L’attentat meurtrier qui, d’un souffle, a balayé jeudi à la mi-journée la salle et la terrasse du premier étage du café-restaurant Argana, sur une place Jamaâ El Fna bondée de touristes en cette période de haute fréquentation, renvoie à ce que cette époque passablement troublée peut produire de pire au sein de l’humanité : la lâcheté et la barbarie.
Alors que le Maroc s’inscrivait dans une démarche de réflexion et de mutation dynamiques mais apaisées, aiguillonné par une jeunesse avide d’une évolution démocratique et d’une justice éclairée, sollicité par son roi pour « faire preuve d’imagination et de créativité pour proposer un dispositif constitutionnel avancé », il s’est trouvé quelque(s) esprit(s) assez illuminé(s) pour porter la terreur au cœur d’un haut lieu de ce melting pot culturel qui fait la richesse du Royaume.
En frappant Marrakech, figure emblématique de l’accueil et de la chaleur conviviale du Maroc, comme du mélange joyeux des hommes, des races et des civilisations, le ou les inspirateurs et auteurs de cet attentat signent leur terrible forfait.

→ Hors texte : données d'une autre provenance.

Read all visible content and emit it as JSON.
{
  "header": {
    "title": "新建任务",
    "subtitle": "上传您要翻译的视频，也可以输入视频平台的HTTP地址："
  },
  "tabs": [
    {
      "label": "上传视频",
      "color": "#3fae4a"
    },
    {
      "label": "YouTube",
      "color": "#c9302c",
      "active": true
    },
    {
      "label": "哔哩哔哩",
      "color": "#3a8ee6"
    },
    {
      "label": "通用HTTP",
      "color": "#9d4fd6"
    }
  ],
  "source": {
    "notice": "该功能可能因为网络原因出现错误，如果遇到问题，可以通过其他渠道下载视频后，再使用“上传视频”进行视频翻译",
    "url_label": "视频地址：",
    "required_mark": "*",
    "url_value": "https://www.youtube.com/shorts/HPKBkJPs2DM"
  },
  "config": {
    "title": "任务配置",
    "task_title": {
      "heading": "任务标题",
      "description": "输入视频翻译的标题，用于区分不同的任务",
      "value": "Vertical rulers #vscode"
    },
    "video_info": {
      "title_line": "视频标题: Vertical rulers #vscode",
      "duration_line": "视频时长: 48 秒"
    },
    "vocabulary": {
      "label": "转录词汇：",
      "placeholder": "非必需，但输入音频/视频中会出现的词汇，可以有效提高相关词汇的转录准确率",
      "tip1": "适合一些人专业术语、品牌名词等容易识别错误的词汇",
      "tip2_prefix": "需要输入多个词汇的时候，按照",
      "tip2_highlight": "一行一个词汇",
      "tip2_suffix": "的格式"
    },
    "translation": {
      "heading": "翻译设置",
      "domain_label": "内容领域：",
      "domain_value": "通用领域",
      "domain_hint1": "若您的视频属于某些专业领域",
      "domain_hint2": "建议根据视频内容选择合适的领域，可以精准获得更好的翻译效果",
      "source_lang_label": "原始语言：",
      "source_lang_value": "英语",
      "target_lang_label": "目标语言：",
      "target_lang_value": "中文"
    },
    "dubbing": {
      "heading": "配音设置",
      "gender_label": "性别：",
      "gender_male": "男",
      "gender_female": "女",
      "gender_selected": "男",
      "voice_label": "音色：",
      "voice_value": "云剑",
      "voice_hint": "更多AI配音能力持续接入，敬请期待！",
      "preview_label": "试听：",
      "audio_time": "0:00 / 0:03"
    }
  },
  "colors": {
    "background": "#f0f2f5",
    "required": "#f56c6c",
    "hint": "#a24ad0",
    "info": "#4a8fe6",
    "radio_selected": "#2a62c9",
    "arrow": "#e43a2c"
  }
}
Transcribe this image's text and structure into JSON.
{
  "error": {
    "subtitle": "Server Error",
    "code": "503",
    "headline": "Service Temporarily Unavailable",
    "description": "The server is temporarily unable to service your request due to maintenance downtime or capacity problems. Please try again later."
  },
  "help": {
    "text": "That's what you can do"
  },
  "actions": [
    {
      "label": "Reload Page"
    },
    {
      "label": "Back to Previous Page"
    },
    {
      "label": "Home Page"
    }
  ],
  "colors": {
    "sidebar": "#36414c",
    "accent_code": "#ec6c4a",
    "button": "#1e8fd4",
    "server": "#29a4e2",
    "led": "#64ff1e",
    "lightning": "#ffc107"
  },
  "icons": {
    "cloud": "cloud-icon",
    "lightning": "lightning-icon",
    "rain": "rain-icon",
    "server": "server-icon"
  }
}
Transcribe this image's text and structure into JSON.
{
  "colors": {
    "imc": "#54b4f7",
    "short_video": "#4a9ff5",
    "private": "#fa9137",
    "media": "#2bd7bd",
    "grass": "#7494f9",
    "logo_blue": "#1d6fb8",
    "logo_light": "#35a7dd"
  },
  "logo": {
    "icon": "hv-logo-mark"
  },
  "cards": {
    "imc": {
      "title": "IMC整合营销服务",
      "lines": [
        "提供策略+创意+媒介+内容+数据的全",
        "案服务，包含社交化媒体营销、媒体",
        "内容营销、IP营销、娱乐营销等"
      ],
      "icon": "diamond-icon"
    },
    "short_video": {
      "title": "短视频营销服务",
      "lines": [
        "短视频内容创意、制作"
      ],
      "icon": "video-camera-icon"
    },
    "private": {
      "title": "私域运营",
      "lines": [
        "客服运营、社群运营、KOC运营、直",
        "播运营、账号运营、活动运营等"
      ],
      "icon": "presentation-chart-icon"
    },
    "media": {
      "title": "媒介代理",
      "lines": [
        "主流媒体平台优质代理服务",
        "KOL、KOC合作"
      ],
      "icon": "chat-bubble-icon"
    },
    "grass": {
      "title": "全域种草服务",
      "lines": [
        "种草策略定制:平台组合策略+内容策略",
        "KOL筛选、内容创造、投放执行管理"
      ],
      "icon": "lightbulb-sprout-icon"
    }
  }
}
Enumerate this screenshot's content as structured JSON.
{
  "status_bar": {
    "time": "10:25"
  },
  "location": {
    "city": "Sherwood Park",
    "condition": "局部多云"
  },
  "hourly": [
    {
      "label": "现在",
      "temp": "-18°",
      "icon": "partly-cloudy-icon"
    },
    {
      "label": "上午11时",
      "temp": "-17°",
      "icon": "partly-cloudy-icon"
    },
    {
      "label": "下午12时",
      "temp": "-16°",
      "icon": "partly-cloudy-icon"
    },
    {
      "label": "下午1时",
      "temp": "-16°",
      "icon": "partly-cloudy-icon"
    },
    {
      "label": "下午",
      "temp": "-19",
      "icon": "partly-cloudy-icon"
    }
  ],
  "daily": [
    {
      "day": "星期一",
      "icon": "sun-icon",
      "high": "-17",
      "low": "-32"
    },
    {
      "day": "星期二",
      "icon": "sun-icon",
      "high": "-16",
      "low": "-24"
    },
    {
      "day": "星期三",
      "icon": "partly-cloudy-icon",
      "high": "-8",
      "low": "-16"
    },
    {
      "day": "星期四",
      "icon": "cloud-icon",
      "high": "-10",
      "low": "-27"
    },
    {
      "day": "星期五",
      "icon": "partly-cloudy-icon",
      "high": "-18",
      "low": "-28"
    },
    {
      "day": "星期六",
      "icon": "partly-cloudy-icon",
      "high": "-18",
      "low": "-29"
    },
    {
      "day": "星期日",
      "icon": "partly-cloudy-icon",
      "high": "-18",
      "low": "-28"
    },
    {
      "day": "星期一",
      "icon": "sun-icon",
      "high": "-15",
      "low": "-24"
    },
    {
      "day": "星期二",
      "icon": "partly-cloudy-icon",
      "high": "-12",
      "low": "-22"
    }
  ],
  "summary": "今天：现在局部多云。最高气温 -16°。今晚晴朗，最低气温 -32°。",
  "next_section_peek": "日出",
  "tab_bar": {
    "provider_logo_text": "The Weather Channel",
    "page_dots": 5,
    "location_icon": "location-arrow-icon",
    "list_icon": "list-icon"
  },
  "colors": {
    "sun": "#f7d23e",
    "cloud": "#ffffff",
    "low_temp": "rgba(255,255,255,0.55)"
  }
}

Celui d’une insupportable atteinte à l’intégrité du pays, à la dignité et à la solidarité de ses habitants.
L’enquête ouverte immédiatement, au sujet de laquelle le roi a demandé que toute la lumière soit faite dans la plus grande transparence, établira, du moins l’espère-t-on, les responsabilités. Et si les condamnations sont unanimes, il serait toutefois imprudent de tirer à chaud de hâtives conclusions, en autant d’amalgames pour le moins inappropriés, sur les raisons qui ont pu motiver un tel acte. La singularité du Maroc, portée en avant par les pouvoirs publics, face aux inquiétudes d’une opinion internationale sensibilisée au « printemps du monde arabe », se trouve aujourd’hui fragilisée. Surtout, c’est toute une nation qui – quelles que soient ses divergences d’opinion – se sent, soudain, agressée dans ce qu’elle a de plus cher.
Au-delà de tous les événements récents qui ont rythmé la vie de la société marocaine dans toutes ses composantes, il est désormais une constante qu’il convient de ne jamais oublier. L’actualité de ces derniers mois a montré que l’Afrique subsaharienne et avec elle l’Afrique du Nord – dont le Maroc – sont devenues terre d’élection pour les réseaux terroristes, dont beaucoup se revendiquent d’AQMI. De même, est-il établi que ces mêmes réseaux terroristes entendent mettre à profit les mouvements qui traversent les pays arabes pour ajouter aux troubles ici et là . Sans doute faut-il se garder de toute psychose, mais laisser accroire que le Maroc serait à l’abri d’aussi noirs desseins serait bien imprudent. Le modus operandi de l’attentat criminel perpétré ce 28 avril à Marrakech porte une signature, à tout le moins une inspiration. La tentative de déstabilisation ainsi opérée n’exige qu’une seule réponse, celle de l’appel à la responsabilité de chacun. Celle-ci n’était peut-être pas la chose la mieux partagée ces dernières semaines…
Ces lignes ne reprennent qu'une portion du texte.